Looking at the overall market, Grant at NPD described this fall as a season of powerful fragrance launches, ranging from an onslaught of designer brands led by Gucci Guilty Homme, Marc Jacobs’ Daisy Eau So Fresh and the new Jimmy Choo introduction to a powerful tag team of celebrity launches in the form of Justin Bieber’s Someday and Taylor Swift’s Wonderstruck.
Referring to the latter two, Grant speculated that this may be the first year that a celebrity scent pushes aside classic brands to land in the top 10. However, the classics are coming on very strong — exemplified by Chanel, Donna Karan’s Cashmere Mist and Giorgio Armani’s Acqua Di Gio for Men. Skin care continues to sell well and makeup is riding a renaissance of glamour and femininity.
“It is very good to see the business performing all across the board,” Bloomingdale’s Kreitzman continued. “It’s very strong in the high-end skin care and in the opening price points — Clinique and MAC Cosmetics. The middle of the business is equally strong,” he said, adding “we’re firing on all cylinders.” He noted that both men’s and women’s fragrances are selling well, which is a rare occurrence. Although the fragrance launches this year have been “a mixed bag,” Kreitzman said, the high-priced limited distribution scents like Viktor & Rolf’s Flowerbomb have done well and it’s an “open secret” how strongly the Chanel brand is surging. Customers clearly responded to Chanel’s TV advertising, he said. While it is unclear what effect the new advertising is having for Dior’s J’adore scent, the fragrance’s performance “has been quite good,” he noted.

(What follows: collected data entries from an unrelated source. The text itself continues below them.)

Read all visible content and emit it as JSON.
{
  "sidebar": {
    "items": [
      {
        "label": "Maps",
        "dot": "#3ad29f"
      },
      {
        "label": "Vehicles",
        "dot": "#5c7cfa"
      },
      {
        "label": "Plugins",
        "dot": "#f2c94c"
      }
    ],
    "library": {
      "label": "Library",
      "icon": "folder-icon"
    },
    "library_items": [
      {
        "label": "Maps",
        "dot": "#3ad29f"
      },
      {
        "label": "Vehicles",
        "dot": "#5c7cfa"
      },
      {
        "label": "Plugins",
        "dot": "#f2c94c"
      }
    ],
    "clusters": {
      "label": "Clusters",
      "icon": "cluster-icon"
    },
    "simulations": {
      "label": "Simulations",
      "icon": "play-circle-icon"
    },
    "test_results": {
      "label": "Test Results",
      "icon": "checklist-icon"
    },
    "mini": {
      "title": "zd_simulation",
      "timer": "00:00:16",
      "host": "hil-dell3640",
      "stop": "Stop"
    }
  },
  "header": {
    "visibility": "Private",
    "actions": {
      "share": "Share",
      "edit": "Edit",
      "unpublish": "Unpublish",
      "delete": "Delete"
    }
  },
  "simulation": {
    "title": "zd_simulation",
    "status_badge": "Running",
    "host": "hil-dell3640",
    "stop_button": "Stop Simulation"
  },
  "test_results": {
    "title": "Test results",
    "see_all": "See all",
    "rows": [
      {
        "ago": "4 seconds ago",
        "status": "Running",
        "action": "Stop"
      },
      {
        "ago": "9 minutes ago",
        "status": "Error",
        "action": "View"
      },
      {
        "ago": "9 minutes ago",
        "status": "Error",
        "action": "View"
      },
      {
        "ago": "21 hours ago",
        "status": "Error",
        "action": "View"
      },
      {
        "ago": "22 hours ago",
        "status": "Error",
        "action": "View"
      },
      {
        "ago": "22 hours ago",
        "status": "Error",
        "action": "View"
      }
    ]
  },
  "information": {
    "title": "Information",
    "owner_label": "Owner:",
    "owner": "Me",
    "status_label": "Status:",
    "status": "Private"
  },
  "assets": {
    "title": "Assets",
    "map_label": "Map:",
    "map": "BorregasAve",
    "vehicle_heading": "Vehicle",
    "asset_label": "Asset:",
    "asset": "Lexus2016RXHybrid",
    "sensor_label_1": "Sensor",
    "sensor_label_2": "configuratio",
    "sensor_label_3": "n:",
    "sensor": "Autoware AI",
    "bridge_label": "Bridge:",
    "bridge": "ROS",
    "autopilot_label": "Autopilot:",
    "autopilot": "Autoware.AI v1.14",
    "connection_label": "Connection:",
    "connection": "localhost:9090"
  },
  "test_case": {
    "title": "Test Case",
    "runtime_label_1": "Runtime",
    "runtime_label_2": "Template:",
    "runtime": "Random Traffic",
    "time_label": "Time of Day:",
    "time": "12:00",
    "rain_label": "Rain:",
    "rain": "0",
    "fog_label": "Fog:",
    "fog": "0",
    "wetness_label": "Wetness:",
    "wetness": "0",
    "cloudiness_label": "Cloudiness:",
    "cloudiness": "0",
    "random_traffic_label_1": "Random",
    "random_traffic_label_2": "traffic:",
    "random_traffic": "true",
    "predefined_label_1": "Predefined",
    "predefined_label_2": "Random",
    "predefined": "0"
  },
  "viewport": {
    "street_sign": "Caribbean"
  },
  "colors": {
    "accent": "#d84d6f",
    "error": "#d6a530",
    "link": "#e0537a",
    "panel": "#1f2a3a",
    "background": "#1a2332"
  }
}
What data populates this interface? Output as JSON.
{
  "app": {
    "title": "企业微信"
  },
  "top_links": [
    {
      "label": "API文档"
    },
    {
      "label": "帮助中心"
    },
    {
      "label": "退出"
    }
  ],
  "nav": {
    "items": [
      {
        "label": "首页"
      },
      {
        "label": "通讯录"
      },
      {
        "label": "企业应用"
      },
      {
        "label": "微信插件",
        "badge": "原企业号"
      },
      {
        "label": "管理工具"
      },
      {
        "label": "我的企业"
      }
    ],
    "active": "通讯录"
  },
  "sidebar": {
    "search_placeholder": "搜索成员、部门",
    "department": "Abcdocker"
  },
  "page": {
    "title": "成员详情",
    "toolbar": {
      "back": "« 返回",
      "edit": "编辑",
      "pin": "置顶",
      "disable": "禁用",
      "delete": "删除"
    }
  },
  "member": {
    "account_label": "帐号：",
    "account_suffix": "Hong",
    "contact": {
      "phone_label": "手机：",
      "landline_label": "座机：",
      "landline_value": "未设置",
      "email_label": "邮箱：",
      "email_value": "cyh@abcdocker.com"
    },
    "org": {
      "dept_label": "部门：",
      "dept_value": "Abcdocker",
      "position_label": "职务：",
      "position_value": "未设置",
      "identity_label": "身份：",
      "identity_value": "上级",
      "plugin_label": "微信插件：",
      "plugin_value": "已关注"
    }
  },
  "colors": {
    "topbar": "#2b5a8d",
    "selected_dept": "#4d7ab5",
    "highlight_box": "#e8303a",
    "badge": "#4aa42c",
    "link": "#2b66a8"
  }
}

In the past, TV advertising has normally been reserved for fragrances during the holidays, but manufacturers are now talking about other times of the year, mostly in skin care. “We’ve heard about lots of people really pursuing TV,” Kreitzman said, describing the effort as “a toe in the water for spring.”
Kreitzman refused to discuss numbers, but acknowledged that his goal was to do better than last year. According to industry sources, Bloomingdale’s had a gain for December in 2010 in the strong single digits.
Black at Nordstrom said customers have responded well to a number of innovations that the store has pioneered, mostly involving a more focused use of fragrance modeling and sampling. Also the store has switched to a policy called “sample and hello,” which means customers are handed a bottle when they enter the department. This differs sharply from the industrywide practice of giving a sample as the customer is leaving, or “sample and goodbye.” By greeting shoppers with a gift, “it immediately puts the customers at ease,” Black said.
In terms of new product launches, Nordstrom has a hit with Prada Candy “as strong as any launch we had” and did not have the benefit of modeling. Strong businesses also have been done in women’s fragrances, treatment lines attached to designer brands like Chanel and Dior and new launches including Katy Perry’s Meow, Gucci Guilty Homme, Amazing Grace from Philosophy and Coach Poppy. Blue de Chanel also has been strong in men’s. The classics have been strong, including Burberry Brit, Flower Bomb, Coco Mademoiselle and the rest of Chanel.